You may start with this value, entering the formula into the "Formula" field.

So how can you get some clean air? The easiest way is a really rainy day. As you know rain clears the air. Place the sensor at a open window or on a rain safe place outside. Wait some minutes until the sensor settles down. Now log several values by refreshing the tasklist page again and again or logging the values with domoticz, fhem or another home control.

Theoretically the lowest value you see will be zero. As tolerances are individual to every sensor this most likely won't happen.

Search for the lowest value you see in your log and add it to the correction factor of 1940.

Examples:

You see -92 as lowest value: 1940 + (-92) =1848 You see 47 as lowest value: 1940 + 47 = 1987

Replace the value in the formula with the value you just calculated.

Repeat these steps several times. It needs some patience to get a good zero point.

Calibrating - Step 2

The sensor gives back a voltage which equals a certain dust value. A voltage of 3V equals about 400µg/m³ of dust in the air. The voltage divider cuts down this voltage to about 1/3. Even worse, the analog to digital converter does not measure in exact steps like 0,1V or such. (See "Basics: Analog-to-digital Converter" in the Wiki for further explanation (link]) The formula has to calculate with all these factors.

To get a "as near as possible" real value we have to multiply by a second correction factor.

We found this formula works quite well:

  (%value%-1940) * 0,0256

Replace the "1940" with the value you found in step one above!

  Always keep in mind:
  This is only a very approximate calibration!

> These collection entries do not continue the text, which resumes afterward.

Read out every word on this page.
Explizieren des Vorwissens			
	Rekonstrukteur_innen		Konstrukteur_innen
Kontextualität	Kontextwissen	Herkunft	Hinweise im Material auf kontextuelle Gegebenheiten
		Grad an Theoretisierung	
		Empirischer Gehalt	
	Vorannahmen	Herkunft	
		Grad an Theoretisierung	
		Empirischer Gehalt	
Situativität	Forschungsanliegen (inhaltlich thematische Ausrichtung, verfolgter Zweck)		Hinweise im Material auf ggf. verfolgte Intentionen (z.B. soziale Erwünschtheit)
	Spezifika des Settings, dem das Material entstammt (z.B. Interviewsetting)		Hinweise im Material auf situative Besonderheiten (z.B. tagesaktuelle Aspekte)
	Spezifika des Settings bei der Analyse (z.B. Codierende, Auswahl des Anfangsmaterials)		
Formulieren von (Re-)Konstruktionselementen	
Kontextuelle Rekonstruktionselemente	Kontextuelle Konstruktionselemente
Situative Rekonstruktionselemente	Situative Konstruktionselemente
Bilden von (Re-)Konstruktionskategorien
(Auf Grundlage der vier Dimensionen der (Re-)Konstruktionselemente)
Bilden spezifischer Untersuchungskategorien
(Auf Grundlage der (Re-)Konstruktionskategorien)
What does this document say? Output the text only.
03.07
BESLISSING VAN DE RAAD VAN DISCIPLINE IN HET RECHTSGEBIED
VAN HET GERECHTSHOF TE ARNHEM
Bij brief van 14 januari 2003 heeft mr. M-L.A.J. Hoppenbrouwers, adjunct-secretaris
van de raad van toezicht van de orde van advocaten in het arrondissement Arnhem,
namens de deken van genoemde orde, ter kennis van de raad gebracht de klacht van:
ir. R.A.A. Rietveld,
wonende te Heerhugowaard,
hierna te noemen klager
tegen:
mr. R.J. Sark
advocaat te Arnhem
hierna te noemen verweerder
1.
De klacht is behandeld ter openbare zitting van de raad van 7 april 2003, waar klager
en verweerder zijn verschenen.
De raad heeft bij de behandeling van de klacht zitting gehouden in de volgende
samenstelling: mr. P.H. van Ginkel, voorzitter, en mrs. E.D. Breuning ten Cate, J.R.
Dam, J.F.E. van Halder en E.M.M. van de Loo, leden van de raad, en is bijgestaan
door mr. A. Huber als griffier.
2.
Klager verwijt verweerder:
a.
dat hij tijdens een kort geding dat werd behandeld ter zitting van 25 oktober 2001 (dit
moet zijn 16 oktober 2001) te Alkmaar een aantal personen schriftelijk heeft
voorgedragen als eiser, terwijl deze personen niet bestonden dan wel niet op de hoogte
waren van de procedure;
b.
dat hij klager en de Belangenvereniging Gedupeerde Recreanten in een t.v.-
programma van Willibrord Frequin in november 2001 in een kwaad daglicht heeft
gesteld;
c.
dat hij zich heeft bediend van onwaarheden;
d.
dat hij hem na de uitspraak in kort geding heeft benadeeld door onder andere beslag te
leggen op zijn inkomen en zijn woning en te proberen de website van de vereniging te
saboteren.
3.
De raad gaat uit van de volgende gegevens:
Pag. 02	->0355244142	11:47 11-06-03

As the sensors capabilities are limited you won't get a really exact value of "x µg/m³" of dust. Anyways the value you get is more then enough to evaluate the air quality in your room or if you should open the window or start an air cleaner.

Sensor aging

It should be mentioned that dust sensors age over time. The calibration should be repeated now and then to reflect this. Expensive laser sensors sometimes do this automatically using their built-in processor. The GP2Y10 lacks such a processor so you have to take care of this.